Le président de la commission de l’équipement et du développement local, Mohamed Ben Taba, a souligné l’importance de lier les revendications environnementales à la mémoire collective nationale.
Un combat ancien, mais toujours pertinent
Les appels algériens pour une reconnaissance des crimes liés aux essais nucléaires ne datent pas d’hier. Déjà en 2010, lors du cinquantenaire de « Gerboise bleue », des associations de victimes dénonçaient le manque de transparence de la France, notamment l’absence de levée du secret-défense sur les archives militaires.
Ammar Mansouri, chercheur au Centre nucléaire d’Alger, avait révélé lors d’une conférence que les effets délétères de ces essais étaient largement sous-estimés par les autorités françaises.
Une problématique mondiale des essais nucléaires
La question des essais nucléaires et de leurs conséquences dépasse le cadre franco-algérien. En Polynésie française, la France a conduit 193 essais entre 1966 et 1996, causant des dommages sanitaires et environnementaux similaires. Aux Îles Marshall, les États-Unis ont mené 67 essais (1946-1958), établissant un programme d’indemnisation conséquent via le Nuclear Claims Tribunal, avec 759 millions de dollars versés.
Ces précédents soulignent les différences d’approche en matière de reconnaissance et de réparation selon les pays, l’Algérie restant à ce jour dans l’attente d’une réponse satisfaisante de la France, ne serait-ce que sur la reconnaissance des essais et leur cartographie !
L’indemnisation des victimes, bien qu’incluse dans une loi française adoptée en 2010, avait été rejetée par l’Algérie, qui estimait qu’elle constituait une démarche insuffisante et inéquitable. Selon Abderrahmane Lagsassi, président de l’« Association du 13 février », l’objectif était moins une question d’indemnisation qu’une reconnaissance officielle des essais comme « un crime contre l’humanité ». À ce jour, ces revendications restent un sujet de tension diplomatique entre les deux pays.
Des silences qui interpellent
L’histoire des essais nucléaires dans le Sahara reste marquée par des zones d’ombre. En 2007, le téléfilm Vive la Bombe !, produit par Quentin Raspail, exposait les conséquences d’un essai raté à In Ekker en 1962, où un nuage radioactif avait irradié civils et militaires. A cette époque, plus de 45 ans après les faits, la France continuait à nier ses responsabilités et à contester les décisions de justice en faveur des victimes.
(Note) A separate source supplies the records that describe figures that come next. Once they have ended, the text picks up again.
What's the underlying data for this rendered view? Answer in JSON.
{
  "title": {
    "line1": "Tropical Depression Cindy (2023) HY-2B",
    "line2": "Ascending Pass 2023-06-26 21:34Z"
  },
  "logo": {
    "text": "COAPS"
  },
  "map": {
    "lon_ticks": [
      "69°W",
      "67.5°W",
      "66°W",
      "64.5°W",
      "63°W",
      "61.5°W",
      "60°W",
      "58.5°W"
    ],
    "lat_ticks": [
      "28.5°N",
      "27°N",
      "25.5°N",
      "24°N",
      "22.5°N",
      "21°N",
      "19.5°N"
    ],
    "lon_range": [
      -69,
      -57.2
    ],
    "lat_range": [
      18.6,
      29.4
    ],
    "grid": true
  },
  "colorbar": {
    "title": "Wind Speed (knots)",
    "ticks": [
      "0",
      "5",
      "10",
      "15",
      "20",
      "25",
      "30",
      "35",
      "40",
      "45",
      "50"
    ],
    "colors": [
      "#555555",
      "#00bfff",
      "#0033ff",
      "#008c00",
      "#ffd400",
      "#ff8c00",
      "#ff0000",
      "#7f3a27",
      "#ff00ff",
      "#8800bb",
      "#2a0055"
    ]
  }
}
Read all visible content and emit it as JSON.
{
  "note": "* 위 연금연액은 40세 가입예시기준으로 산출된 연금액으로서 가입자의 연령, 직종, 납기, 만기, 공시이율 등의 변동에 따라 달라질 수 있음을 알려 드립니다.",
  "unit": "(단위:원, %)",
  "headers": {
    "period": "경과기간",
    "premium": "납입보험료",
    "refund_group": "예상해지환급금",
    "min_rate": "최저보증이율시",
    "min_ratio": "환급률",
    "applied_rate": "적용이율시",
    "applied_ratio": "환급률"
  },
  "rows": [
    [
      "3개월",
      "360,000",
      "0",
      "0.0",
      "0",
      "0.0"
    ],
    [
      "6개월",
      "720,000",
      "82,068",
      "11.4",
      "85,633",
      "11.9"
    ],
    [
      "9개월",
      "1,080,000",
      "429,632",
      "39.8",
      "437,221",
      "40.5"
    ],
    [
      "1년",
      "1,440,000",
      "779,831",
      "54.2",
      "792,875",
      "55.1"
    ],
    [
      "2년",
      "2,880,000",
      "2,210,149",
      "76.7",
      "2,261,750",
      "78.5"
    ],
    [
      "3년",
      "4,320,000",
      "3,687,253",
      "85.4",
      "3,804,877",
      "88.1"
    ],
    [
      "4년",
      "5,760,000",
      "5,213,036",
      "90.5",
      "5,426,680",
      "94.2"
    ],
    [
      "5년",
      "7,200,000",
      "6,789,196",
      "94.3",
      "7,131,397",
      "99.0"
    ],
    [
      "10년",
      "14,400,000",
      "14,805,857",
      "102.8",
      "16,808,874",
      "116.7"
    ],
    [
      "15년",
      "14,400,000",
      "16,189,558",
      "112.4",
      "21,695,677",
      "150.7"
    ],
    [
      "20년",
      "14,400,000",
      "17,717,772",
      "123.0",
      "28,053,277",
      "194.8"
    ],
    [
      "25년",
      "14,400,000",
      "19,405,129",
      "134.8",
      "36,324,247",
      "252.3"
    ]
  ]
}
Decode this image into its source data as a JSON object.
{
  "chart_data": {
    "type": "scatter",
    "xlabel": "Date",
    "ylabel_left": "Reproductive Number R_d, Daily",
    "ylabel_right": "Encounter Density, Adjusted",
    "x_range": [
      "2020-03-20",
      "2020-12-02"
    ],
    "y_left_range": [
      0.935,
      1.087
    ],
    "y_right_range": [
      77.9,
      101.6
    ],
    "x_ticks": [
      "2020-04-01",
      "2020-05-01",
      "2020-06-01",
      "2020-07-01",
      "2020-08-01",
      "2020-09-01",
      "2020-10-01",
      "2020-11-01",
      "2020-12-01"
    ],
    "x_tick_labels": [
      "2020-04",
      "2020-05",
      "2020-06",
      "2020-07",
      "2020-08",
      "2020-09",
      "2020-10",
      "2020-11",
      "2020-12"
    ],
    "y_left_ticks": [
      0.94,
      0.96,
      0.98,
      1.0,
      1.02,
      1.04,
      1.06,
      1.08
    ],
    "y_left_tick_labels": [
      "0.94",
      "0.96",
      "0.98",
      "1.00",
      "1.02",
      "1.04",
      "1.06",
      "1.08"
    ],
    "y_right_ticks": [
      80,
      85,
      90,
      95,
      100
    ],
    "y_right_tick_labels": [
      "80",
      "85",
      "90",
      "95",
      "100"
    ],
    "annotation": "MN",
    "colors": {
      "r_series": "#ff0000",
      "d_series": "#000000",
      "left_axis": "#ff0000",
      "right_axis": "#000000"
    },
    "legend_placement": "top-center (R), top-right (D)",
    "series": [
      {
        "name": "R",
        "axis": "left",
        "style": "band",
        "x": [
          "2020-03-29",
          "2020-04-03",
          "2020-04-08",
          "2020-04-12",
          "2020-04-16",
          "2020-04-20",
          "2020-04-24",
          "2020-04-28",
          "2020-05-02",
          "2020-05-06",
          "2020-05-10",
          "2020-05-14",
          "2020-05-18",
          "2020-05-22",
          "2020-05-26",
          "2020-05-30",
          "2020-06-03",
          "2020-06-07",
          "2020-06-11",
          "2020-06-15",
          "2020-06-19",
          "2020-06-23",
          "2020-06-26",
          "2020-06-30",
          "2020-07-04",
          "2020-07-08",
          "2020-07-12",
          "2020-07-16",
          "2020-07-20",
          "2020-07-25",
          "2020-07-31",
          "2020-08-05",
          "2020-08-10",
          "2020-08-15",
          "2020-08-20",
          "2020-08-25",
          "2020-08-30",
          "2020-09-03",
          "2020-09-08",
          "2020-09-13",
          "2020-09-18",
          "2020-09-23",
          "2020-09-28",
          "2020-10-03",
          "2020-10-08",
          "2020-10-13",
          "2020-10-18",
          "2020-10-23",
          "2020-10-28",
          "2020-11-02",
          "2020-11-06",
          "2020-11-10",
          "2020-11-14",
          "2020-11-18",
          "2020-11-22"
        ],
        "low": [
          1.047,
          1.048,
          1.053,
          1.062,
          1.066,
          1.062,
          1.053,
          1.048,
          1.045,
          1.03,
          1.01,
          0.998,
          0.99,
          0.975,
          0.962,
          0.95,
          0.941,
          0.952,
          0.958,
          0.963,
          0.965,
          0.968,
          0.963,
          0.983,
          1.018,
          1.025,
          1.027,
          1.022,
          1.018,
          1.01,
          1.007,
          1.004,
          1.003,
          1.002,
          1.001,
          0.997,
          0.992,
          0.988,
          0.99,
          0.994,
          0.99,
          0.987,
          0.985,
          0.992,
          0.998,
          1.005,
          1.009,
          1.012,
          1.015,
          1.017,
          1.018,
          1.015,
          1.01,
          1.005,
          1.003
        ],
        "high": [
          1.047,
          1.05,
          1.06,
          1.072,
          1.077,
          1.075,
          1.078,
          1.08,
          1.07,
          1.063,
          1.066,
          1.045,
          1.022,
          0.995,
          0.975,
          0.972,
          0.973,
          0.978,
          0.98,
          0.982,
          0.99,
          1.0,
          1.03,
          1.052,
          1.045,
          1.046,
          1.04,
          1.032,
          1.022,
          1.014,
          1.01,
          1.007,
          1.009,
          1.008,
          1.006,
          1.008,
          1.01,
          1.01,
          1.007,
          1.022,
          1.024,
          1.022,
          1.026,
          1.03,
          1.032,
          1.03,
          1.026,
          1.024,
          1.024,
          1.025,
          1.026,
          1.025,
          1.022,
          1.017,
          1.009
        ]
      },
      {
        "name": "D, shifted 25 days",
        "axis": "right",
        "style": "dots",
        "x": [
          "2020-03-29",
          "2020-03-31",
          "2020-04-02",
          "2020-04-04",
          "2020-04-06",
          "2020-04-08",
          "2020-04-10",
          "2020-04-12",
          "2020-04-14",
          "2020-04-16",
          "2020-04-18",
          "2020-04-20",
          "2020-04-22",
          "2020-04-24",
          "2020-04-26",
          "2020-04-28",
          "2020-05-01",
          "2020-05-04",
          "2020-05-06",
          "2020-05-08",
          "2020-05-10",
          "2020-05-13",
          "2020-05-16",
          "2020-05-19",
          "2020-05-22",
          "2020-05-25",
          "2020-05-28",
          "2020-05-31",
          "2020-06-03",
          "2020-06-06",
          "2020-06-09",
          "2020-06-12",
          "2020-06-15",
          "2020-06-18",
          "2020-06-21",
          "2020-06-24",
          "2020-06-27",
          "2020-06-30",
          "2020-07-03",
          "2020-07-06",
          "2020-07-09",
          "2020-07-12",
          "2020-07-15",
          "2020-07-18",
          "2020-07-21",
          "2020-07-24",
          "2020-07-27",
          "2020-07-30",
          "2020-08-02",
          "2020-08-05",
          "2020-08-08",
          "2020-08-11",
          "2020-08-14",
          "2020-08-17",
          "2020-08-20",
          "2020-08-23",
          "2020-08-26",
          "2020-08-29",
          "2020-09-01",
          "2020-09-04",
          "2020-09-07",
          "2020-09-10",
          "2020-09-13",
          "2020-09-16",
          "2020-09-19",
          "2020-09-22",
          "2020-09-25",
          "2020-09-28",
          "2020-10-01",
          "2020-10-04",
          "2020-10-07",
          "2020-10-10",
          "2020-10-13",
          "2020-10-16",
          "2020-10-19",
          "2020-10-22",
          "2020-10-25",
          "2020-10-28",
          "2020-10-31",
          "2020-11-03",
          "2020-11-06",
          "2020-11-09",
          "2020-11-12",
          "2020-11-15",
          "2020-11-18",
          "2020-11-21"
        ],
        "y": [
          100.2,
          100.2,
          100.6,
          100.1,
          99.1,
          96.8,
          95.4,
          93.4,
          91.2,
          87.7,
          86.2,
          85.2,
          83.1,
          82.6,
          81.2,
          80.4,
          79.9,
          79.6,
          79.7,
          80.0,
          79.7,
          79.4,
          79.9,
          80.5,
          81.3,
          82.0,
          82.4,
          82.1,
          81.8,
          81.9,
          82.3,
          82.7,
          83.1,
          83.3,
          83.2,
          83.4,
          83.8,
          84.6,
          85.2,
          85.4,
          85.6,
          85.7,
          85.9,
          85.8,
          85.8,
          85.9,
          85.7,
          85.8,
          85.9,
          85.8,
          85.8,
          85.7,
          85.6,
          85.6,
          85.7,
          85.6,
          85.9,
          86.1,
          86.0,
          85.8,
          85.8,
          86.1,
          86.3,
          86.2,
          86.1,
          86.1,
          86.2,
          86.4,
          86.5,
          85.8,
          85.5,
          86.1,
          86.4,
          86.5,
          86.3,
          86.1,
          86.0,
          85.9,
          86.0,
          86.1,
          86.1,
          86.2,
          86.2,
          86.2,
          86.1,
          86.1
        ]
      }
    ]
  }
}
Ce silence persistant illustre une gestion étatique centrée sur la raison d’État, au détriment des populations affectées, une critique récurrente dans ce dossier. Comme l’a rappelé Nadjiba Djilali, il est impératif de continuer à documenter ces crimes et à utiliser tous les moyens possibles pour « arracher le droit de notre peuple et protéger notre environnement ».
L’Algérie envisage aujourd’hui de porter ce dossier devant les instances internationales. Cette initiative pourrait s’inscrire dans un contexte plus large de réclamations mémorielles entre l’Algérie et la France, où des questions telles que la restitution des biens culturels ou la reconnaissance des massacres coloniaux continuent d’alimenter les débats.